# Math Help - trig

1. ## trig

4cos²x + cosx = 0

and

2sin²x - sinx - 1 = 0

thanks

2. Originally Posted by gracey
4cos²x + cosx = 0

and

2sin²x - sinx - 1 = 0

thanks
Think of these as "polynomials".

For $4cos^2x+cosx=0$, let $u=cosx$.
From that, you will get $4u^2+u=0$. Factor and solve that for u, then plug $cosx$ back in for u.

Take the same approach for the second problem.
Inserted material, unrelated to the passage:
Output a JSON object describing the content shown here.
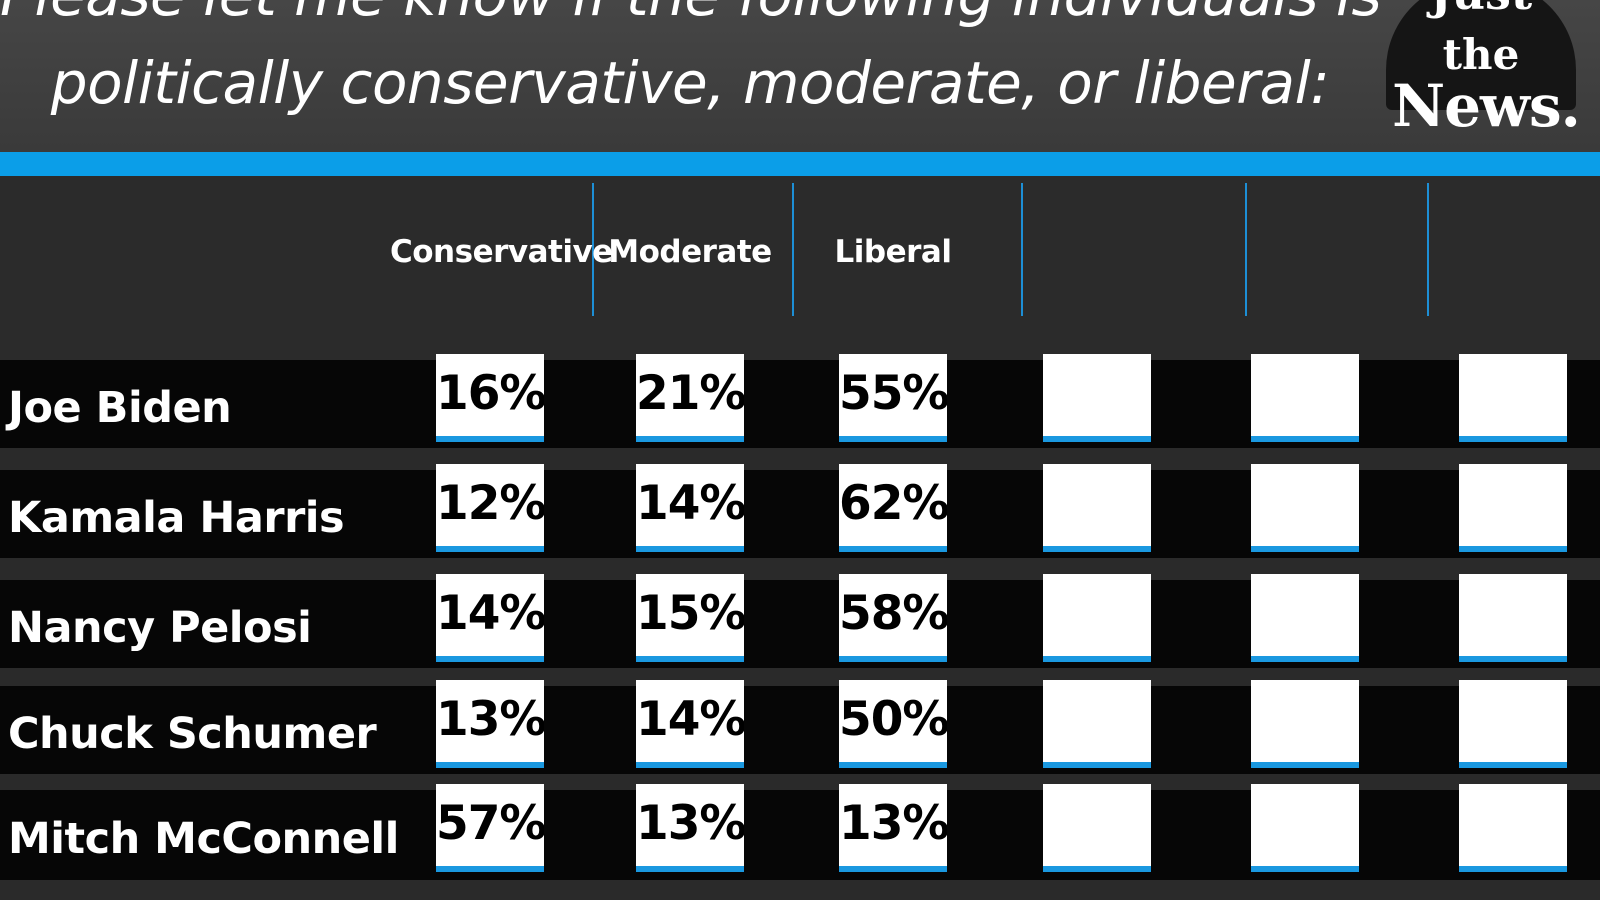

3. First convert them to quadratic functions.

Let $a=\cos x$

$4\cos^2x + cosx = 0$

$4a^2 + a = 0$

$a(4a+1) = 0$

1. $a=0$
2. $4a+1=0$, $a=-\frac{1}{4}$

$a=0$
$\cos x = 0$
$\boxed{~x = \frac{\pi}{2} + k\pi~}$

$a=-\frac{1}{4}$
$\cos x = -\frac{1}{4}$
$\boxed{~x=-\arccos \left(-\frac{1}{4}\right)+2 k \pi}$
$\boxed{~x=\arccos \left(-\frac{1}{4}\right)+2 k \pi}$